The United States while welcoming Thursday’s announcement of the lifting of emergency regulations in Sri Lanka, said yesterday if the government failed to meet international humanitarian obligations, then the international community would have to step in.
“We continue to urge the Sri Lankan government to comply with international humanitarian laws and obligations, and we continue to say that if they do not do this nationally, then the international community will have to step in,” US State Department spokesperson Victoria Nuland said at the daily news briefing in Washington.
She said Assistant Secretary Robert O. Blake, who is scheduled to travel Sri Lanka would also discuss these issues.
Ms.

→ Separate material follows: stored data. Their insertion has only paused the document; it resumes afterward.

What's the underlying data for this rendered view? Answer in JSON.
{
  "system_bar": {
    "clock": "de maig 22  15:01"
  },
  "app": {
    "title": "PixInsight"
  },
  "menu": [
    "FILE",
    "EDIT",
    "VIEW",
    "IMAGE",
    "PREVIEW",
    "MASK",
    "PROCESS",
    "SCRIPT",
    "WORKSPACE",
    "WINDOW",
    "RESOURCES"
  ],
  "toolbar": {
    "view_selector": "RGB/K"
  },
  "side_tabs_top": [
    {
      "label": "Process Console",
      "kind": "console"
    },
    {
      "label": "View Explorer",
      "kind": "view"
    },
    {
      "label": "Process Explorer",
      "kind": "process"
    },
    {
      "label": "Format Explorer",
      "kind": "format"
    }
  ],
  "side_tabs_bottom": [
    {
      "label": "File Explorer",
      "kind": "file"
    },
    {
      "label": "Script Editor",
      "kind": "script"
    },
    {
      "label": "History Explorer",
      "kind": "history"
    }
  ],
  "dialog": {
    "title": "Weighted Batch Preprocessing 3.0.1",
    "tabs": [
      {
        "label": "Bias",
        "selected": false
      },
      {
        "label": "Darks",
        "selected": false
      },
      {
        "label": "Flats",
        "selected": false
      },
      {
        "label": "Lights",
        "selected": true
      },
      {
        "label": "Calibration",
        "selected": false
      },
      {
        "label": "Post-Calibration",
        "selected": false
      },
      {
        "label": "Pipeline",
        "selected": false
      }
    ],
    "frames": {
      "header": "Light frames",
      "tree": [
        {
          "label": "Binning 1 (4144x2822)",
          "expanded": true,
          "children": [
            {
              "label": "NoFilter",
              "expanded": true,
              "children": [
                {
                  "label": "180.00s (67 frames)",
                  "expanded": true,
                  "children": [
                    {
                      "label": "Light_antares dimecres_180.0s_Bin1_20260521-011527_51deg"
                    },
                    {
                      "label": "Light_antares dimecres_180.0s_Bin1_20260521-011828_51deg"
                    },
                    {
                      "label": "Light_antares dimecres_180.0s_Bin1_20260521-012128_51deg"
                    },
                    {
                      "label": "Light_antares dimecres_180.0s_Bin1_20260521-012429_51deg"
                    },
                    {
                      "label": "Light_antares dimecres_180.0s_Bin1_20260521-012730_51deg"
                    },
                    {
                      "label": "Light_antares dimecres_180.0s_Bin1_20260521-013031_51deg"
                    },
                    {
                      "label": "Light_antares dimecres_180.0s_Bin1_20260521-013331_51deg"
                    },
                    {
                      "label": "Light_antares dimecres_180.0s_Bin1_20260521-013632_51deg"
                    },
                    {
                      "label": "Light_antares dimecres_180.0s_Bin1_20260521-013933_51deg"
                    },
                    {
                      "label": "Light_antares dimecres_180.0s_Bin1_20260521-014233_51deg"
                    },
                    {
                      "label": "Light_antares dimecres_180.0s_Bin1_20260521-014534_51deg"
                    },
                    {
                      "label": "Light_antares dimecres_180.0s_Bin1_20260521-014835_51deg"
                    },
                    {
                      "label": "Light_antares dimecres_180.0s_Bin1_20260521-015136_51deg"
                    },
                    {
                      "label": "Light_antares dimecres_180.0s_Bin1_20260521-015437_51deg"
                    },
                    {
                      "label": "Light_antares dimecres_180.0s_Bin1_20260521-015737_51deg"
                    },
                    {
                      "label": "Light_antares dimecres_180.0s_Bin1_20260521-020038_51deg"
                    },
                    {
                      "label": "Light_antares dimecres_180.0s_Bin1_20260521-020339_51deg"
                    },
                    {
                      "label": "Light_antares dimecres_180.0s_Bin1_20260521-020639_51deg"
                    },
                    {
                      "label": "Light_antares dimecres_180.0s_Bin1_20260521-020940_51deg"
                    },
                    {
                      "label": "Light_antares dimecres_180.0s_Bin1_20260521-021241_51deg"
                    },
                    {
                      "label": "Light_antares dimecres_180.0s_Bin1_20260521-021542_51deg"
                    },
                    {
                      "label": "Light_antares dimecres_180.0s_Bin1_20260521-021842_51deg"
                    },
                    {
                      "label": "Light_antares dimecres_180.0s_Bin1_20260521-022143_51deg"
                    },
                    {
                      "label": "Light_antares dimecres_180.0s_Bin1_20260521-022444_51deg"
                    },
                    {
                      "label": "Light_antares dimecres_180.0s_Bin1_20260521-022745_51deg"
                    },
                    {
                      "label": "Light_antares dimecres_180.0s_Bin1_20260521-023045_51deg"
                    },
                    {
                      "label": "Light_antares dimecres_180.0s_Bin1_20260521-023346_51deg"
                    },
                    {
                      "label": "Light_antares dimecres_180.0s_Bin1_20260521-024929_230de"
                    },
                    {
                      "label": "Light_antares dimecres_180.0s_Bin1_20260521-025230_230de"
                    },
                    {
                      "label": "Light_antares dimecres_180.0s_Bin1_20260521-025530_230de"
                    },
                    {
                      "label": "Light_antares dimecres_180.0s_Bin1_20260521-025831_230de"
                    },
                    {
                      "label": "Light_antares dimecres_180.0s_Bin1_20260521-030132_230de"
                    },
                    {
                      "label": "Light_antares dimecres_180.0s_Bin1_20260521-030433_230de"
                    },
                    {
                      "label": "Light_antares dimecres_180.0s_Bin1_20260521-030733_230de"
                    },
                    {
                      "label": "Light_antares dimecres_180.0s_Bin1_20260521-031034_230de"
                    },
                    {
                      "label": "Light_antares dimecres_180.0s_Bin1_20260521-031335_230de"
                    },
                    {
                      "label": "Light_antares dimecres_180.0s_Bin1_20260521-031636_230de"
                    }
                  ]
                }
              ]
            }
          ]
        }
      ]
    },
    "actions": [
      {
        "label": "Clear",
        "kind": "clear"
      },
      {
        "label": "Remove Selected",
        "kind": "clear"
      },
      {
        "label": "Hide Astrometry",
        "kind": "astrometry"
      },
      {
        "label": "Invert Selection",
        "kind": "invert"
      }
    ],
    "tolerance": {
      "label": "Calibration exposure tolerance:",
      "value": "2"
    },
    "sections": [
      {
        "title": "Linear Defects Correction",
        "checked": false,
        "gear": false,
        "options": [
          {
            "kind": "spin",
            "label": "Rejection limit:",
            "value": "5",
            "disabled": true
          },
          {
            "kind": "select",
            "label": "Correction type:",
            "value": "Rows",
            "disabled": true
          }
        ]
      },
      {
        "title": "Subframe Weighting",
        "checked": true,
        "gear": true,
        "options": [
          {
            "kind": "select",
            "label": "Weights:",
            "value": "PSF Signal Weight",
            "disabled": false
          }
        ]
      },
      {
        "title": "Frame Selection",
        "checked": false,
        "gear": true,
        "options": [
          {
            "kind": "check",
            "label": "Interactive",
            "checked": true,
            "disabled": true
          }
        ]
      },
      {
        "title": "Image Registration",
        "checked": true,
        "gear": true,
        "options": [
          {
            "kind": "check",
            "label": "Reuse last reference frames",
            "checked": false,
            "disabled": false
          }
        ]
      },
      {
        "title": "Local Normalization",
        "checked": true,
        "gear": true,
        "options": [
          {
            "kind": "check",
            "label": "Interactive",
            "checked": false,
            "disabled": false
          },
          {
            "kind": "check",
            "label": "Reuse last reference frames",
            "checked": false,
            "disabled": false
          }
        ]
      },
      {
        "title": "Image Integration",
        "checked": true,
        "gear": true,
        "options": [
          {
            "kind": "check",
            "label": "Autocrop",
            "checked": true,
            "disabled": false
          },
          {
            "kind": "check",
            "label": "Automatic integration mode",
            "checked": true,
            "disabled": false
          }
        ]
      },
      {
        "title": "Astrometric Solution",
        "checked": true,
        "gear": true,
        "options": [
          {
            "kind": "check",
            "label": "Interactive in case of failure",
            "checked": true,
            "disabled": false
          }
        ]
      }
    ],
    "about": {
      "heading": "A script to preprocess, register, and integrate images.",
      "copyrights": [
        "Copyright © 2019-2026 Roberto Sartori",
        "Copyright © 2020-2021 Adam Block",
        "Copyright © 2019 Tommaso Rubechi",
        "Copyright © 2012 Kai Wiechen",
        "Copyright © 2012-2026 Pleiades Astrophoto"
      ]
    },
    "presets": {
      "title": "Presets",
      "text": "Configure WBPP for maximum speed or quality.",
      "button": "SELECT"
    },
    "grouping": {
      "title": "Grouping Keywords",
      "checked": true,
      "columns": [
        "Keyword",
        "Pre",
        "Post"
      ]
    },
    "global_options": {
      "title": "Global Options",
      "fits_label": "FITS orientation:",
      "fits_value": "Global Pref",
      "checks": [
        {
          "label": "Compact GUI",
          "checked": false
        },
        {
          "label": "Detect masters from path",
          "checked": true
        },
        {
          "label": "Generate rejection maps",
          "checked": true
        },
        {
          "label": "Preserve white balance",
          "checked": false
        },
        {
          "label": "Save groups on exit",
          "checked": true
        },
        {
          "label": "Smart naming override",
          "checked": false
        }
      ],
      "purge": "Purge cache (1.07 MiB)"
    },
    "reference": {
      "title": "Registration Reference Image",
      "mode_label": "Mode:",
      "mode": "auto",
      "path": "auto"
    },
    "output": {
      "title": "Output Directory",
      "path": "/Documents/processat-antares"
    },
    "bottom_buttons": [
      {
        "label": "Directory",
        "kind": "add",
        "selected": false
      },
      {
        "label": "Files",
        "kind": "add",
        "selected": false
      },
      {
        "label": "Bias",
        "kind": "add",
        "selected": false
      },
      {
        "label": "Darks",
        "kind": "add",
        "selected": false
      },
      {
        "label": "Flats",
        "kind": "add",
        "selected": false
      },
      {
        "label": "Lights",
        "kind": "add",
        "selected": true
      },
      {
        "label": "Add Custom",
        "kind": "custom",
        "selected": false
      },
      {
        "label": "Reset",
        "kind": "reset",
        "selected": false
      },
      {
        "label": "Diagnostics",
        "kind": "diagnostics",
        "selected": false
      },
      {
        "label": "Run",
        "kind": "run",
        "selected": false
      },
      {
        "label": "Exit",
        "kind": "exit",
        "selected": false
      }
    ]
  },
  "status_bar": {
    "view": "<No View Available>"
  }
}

Nuland welcomed the news that Sri Lankan President Mahinda Rajapaksa has proposed to parliament that the emergency laws be withdrawn.
“We do see this as a positive step for the Sri Lankan people,” she said. “It sets up a good visit for Assistant Secretary Blake, who will be talking to a broad cross-section of Sri Lankans — the government, human rights groups and NGOs — about all of these issues. He’ll meet with government officials, civil society representatives, university students, political leaders in Colombo, and he’s also going to Jaffna.”
In response to a question about reports that none of the atrocities were committed by the Sri Lankan government, Ms. Nuland said, “We stand by the reporting that we have done, and we call on Sri Lanka to have a transparent, open, and accountable process.”